Kunstenaars moesten in dienst staan van de staatsideologie en de sovjetmens duidelijk maken dat hij het voorrecht had in een heilstaat en arbeidersparadijs te leven.
In 1993 (26 nov. 1993-30 januari 1994) konden we in de Documentahallen van Kassel een eerste grote expositie bezoeken van Russische kunst uit de communistische tijd (1). Het was een samenwerking tussen de musea van Sint-Petersburg en de stad Kassel. Men toonde zelfbewuste schilderkunst, affiches en beeldhouwkunst uit de jaren ’30-’50, trotse paviljoenen op de wereldtentoonstellingen van Parijs (1937) en New York (1939), propagandistische filmfragmenten over Lenin, Stalin en hun entourage, verering van leiders en andere helden.
De titel “Agitation zum Gluck” toonde aan dat de kunstenaars in dienst moesten staan van de staatsideologie en de sovjetmens duidelijk moesten maken dat hij het voorrecht had in een heilstaat en arbeidersparadijs te leven.
De schilderijen en affiches van overgelukkige kinderen, arbeiders, boeren, soldaten en sportlui bewezen deze stelling.
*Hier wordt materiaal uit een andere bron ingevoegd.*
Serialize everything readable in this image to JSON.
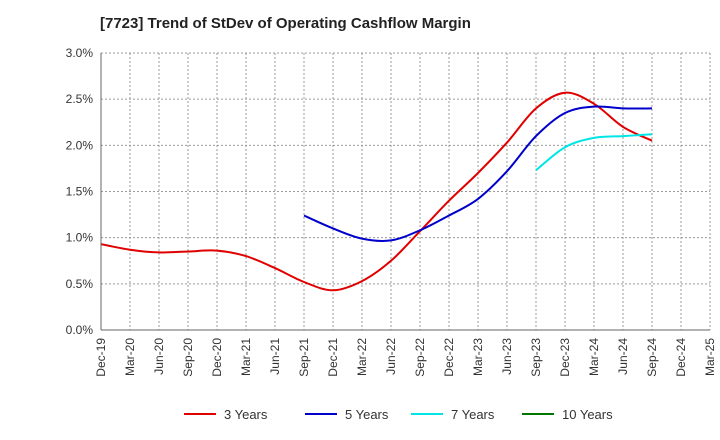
{
  "chart_data": {
    "type": "line",
    "title": "[7723]  Trend of StDev of Operating Cashflow Margin",
    "xlabel": "",
    "ylabel": "",
    "ylim": [
      0,
      3.0
    ],
    "yticks": [
      0,
      0.5,
      1.0,
      1.5,
      2.0,
      2.5,
      3.0
    ],
    "ytick_labels": [
      "0.0%",
      "0.5%",
      "1.0%",
      "1.5%",
      "2.0%",
      "2.5%",
      "3.0%"
    ],
    "x_tick_labels": [
      "Dec-19",
      "Mar-20",
      "Jun-20",
      "Sep-20",
      "Dec-20",
      "Mar-21",
      "Jun-21",
      "Sep-21",
      "Dec-21",
      "Mar-22",
      "Jun-22",
      "Sep-22",
      "Dec-22",
      "Mar-23",
      "Jun-23",
      "Sep-23",
      "Dec-23",
      "Mar-24",
      "Jun-24",
      "Sep-24",
      "Dec-24",
      "Mar-25"
    ],
    "grid": true,
    "legend_position": "bottom",
    "series": [
      {
        "name": "3 Years",
        "color": "#e00000",
        "values": [
          0.93,
          0.87,
          0.84,
          0.85,
          0.86,
          0.8,
          0.67,
          0.52,
          0.43,
          0.53,
          0.75,
          1.07,
          1.4,
          1.7,
          2.03,
          2.4,
          2.57,
          2.45,
          2.2,
          2.05,
          null,
          null
        ]
      },
      {
        "name": "5 Years",
        "color": "#0000cc",
        "values": [
          null,
          null,
          null,
          null,
          null,
          null,
          null,
          1.24,
          1.1,
          0.99,
          0.97,
          1.08,
          1.24,
          1.42,
          1.72,
          2.1,
          2.35,
          2.42,
          2.4,
          2.4,
          null,
          null
        ]
      },
      {
        "name": "7 Years",
        "color": "#00e5e5",
        "values": [
          null,
          null,
          null,
          null,
          null,
          null,
          null,
          null,
          null,
          null,
          null,
          null,
          null,
          null,
          null,
          1.73,
          1.98,
          2.08,
          2.1,
          2.12,
          null,
          null
        ]
      },
      {
        "name": "10 Years",
        "color": "#007700",
        "values": [
          null,
          null,
          null,
          null,
          null,
          null,
          null,
          null,
          null,
          null,
          null,
          null,
          null,
          null,
          null,
          null,
          null,
          null,
          null,
          null,
          null,
          null
        ]
      }
    ]
  }
}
De kunstenaars die een andere stijl hadden, moesten zich aanpassen of vertrokken naar Berlijn, Parijs of New York.
Op artistiek vlak betekende dit socialistisch realisme een verarming voor de ontwikkeling van de modernistische kunst in Rusland : Malewitsch, Rodschenko, Tatlin e.a. lieten hun constructivistische ideeën varen op verzoek van het regime en voegden zich bij de figuratieve kunstenaars.
Dit jaar dan, van augustus tot 26 oktober 2003, pronkte de Berlijnse Neue Nationalgalerie met
“Kunst in der DDR” (2), een zoveelste uiting van “ostalgie” of heimwee naar het verleden bij de Ossi’s.
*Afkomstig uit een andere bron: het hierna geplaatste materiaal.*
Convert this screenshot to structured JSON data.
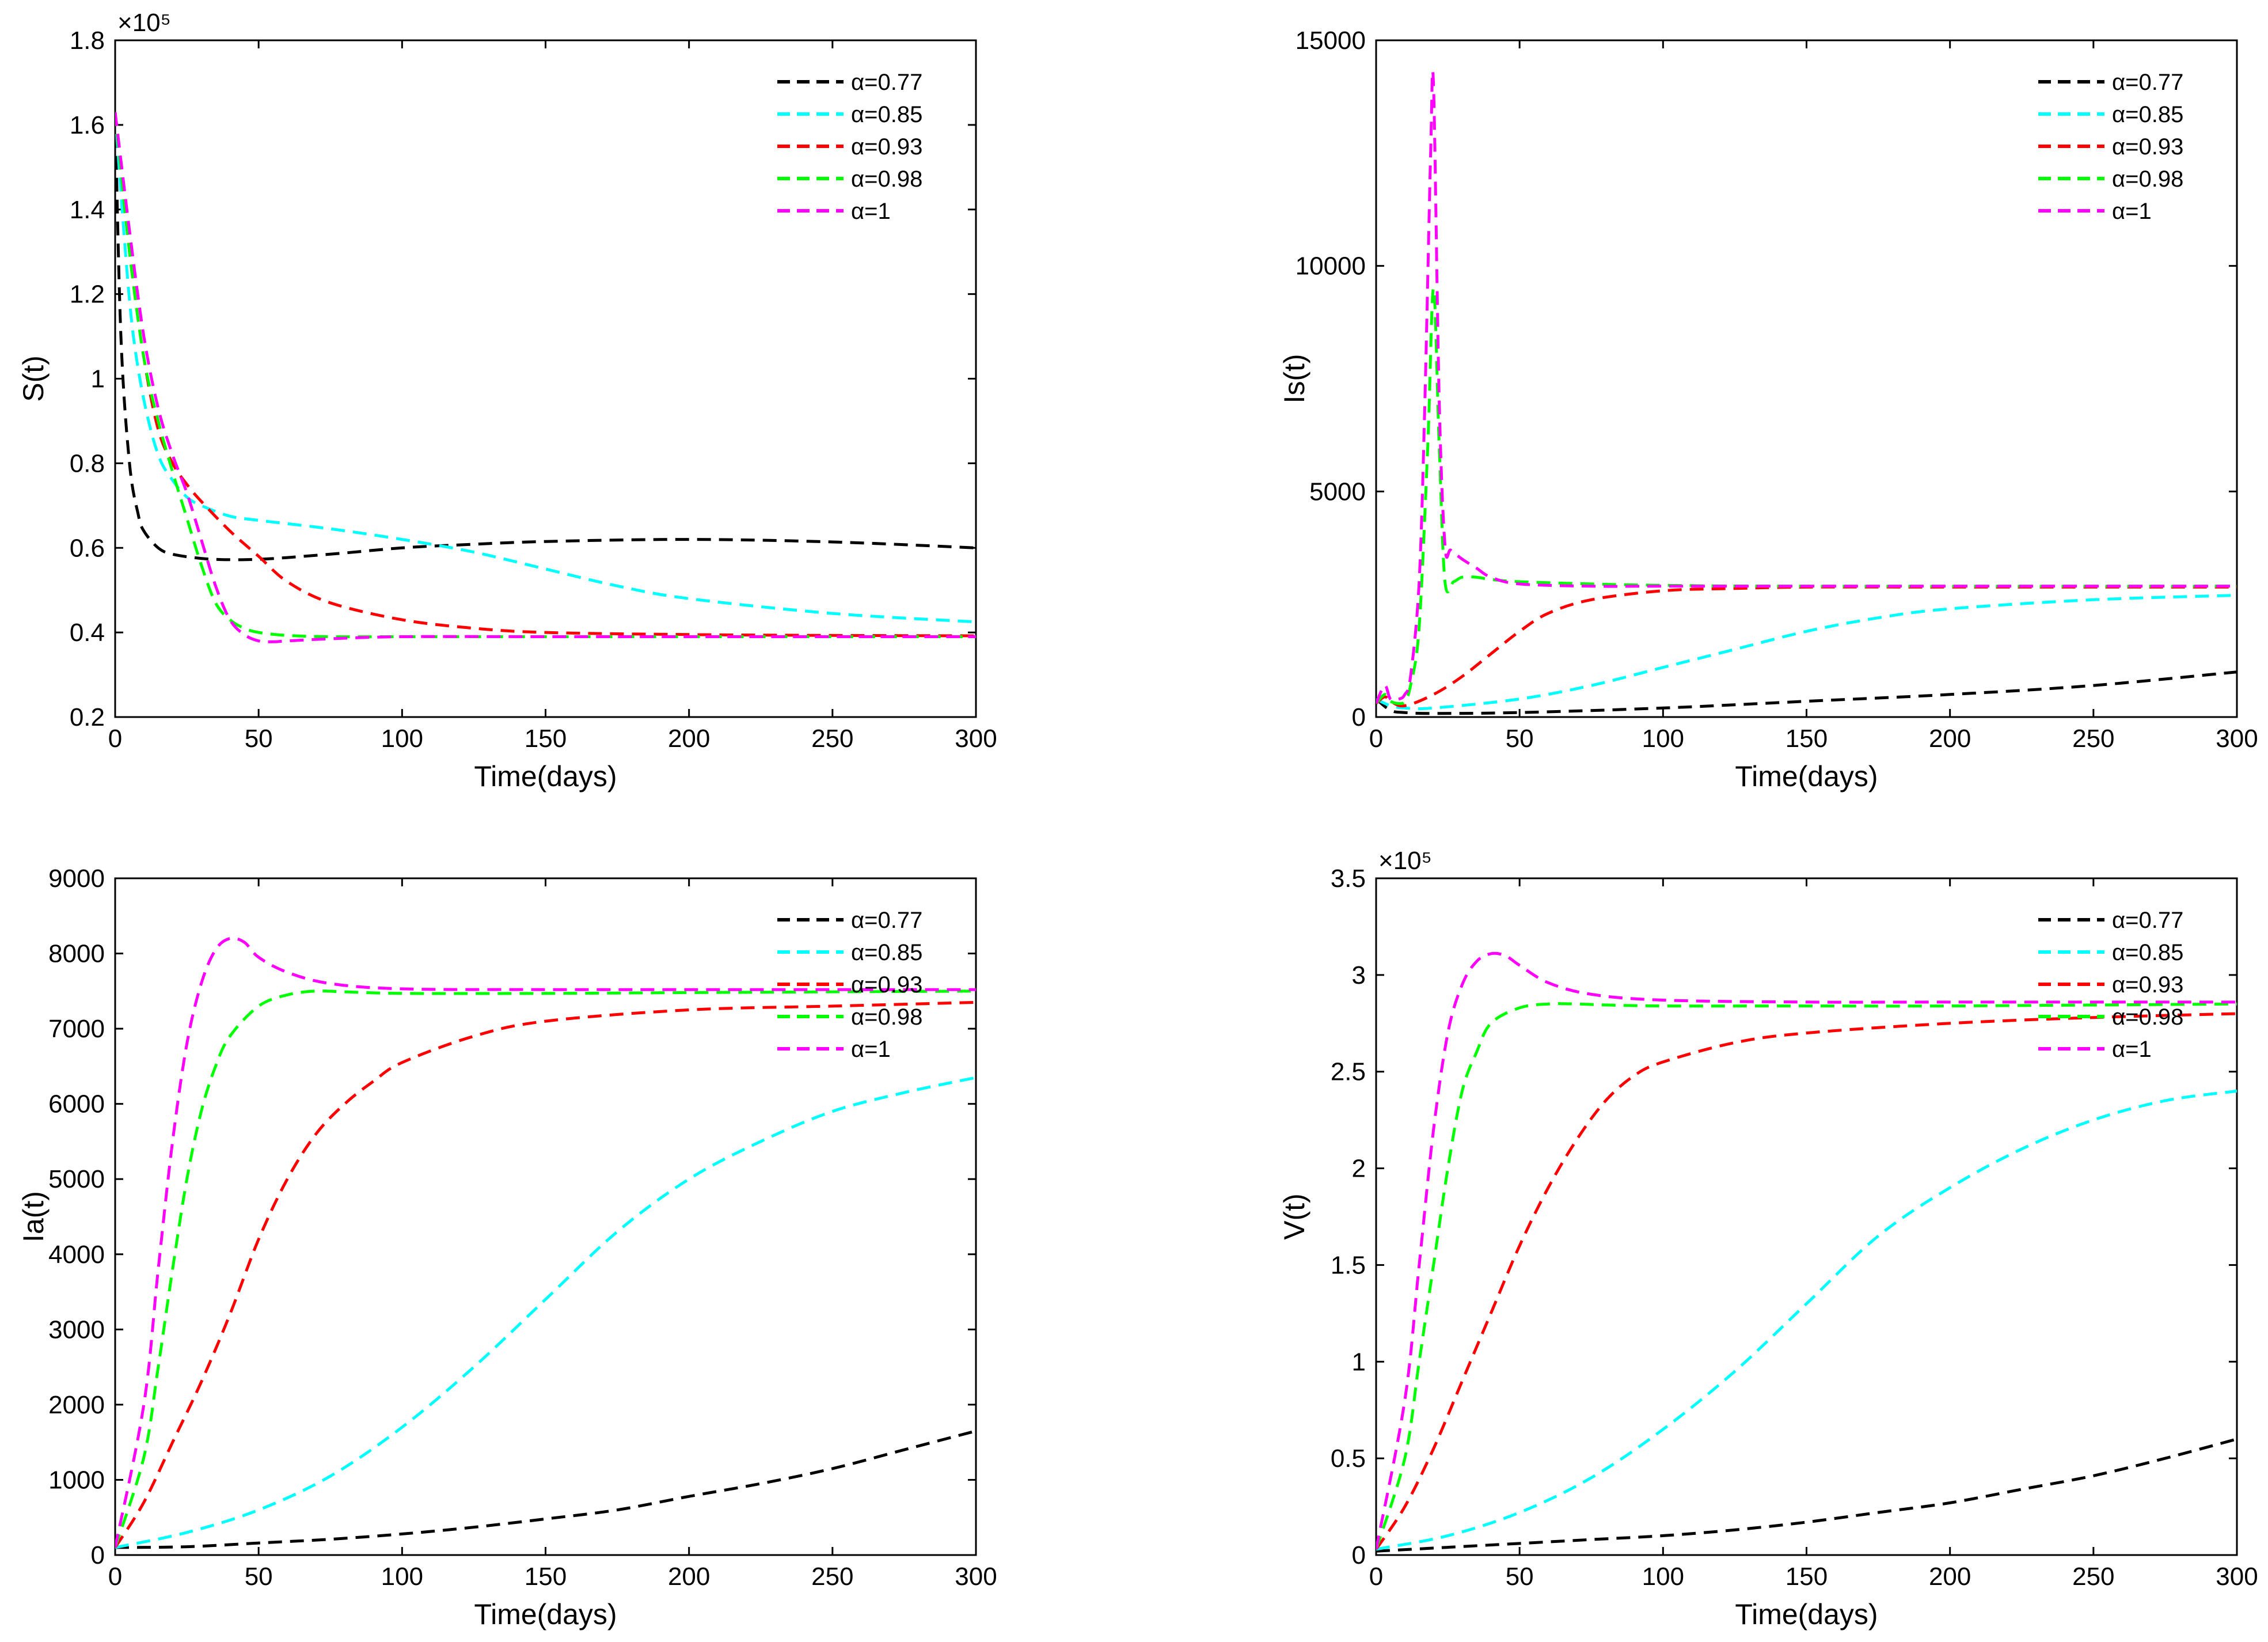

De horden bezoekers zagen grotendeels staatskunst die zich schikte naar de DDR-censuur.
Maar een aantal artiesten hielden zich niet aan die oekazes, ze lieten zich inspireren door Picasso en andere westerlingen en ze bedachten technieken om in schijnbaar conventionele schilderijen toch hun echte gevoelens van bittere melancholie, schaamte, verdriet en mislukking te verstoppen en het reële leven en leed van vele DDR-Leute te vertolken.
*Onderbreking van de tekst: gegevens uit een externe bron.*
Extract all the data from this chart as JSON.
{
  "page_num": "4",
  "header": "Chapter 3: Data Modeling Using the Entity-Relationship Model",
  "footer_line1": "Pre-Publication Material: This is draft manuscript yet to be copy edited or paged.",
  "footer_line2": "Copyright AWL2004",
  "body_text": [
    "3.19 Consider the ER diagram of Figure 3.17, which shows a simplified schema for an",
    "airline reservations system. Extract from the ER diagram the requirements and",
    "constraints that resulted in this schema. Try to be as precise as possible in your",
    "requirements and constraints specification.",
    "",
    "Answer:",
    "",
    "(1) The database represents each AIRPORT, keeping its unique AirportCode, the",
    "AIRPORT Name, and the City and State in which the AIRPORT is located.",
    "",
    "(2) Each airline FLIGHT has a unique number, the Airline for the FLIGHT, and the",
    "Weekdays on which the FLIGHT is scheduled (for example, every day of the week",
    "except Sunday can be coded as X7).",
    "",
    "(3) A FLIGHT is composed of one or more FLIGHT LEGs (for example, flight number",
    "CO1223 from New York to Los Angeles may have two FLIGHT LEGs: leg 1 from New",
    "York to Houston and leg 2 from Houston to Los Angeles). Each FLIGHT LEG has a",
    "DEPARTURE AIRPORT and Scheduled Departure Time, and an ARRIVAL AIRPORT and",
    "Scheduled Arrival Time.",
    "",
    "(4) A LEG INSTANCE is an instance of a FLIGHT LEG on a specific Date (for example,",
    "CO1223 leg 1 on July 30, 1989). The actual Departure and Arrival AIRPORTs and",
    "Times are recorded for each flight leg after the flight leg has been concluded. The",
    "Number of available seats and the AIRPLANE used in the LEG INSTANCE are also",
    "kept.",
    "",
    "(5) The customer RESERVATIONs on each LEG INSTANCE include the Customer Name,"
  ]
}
Terug naar de Russische kunst. De catalogus (3) bij de tentoonstelling in de Frankfurtse
Schirn Kunsthalle (24.09.03-04.01.04) overtreft de vorige in omvang en gewicht.
Het boek begint met een al te grondig voorwoord, waarin de ontstaansgeschiedenis en het opzet uit de doeken gedaan wordt.
De auteurs willen nog wat tonen uit de late fase van de Russische avant-garde (Kasimir Malewitsch, 1928-1933), de klemtoon leggen op het socialistisch realisme en ook laten merken dat niet iedereen zich hield aan deze officiële ideologie.
Dan volgt een even grondige uiteenzetting over de rol van de utopische massacultuur in de politieke propagandamachine en nogmaals een artikel over Malewitsch. De prenten hierbij
(p. 28-29) zijn helaas veel te klein en in zwart-wit ; verderop in de gids (p. 183-185) staan mooiere en grotere.
Mooie kleuren komen er pas vanaf “Bildteil I” / Illustraties deel I (p. 39-144).
Daar kunnen we genieten van of glimlachen met kleurenposters van Marx, Engels, Lenin, Stalin, de bouw en voltooiing van de Moskouse metro, de eerste Russische vliegtuigpiloten, Stachanov en andere gespierde helden van de arbeid, sportlui.
Of posters met oproepen tot de kolchozboeren om aan sport te doen en niet te klagen, tot de vrouwen om in de fabrieken mee te werken aan de verwezenlijking van de vijfjarenplannen, tot de jeugd om lid te worden van de komsomol (hun enige jeugdorganisatie), om mee te werken aan de bouw van zeppelins of om piloot te worden.
De propaganda gaat erg ver wanneer men als ondertitel durft te geven : “zulke vrouwen bestonden vroeger niet en konden ook niet bestaan” (p. 51).
Of als men bij portretten van Stalin als voorbeeldige pater patriae schrijft : “Hij bekommert zich om ieder van ons” (p. 59).
Zoveel bronnen bewijzen dat iedereen voor hem bibberde;
recentelijk nog Montefiori in zijn “The court of the red Tsar “, (4)
waarin hij vertelt hoe zelfs zijn intimi bang waren dat hun vrouw door Stalin verbannen werd naar Siberië, een besluit dat ze niet eens durfden tegenspreken.
Molotov b.v. onthield zich bij de stemming over de deportatie van zijn eigen vrouw !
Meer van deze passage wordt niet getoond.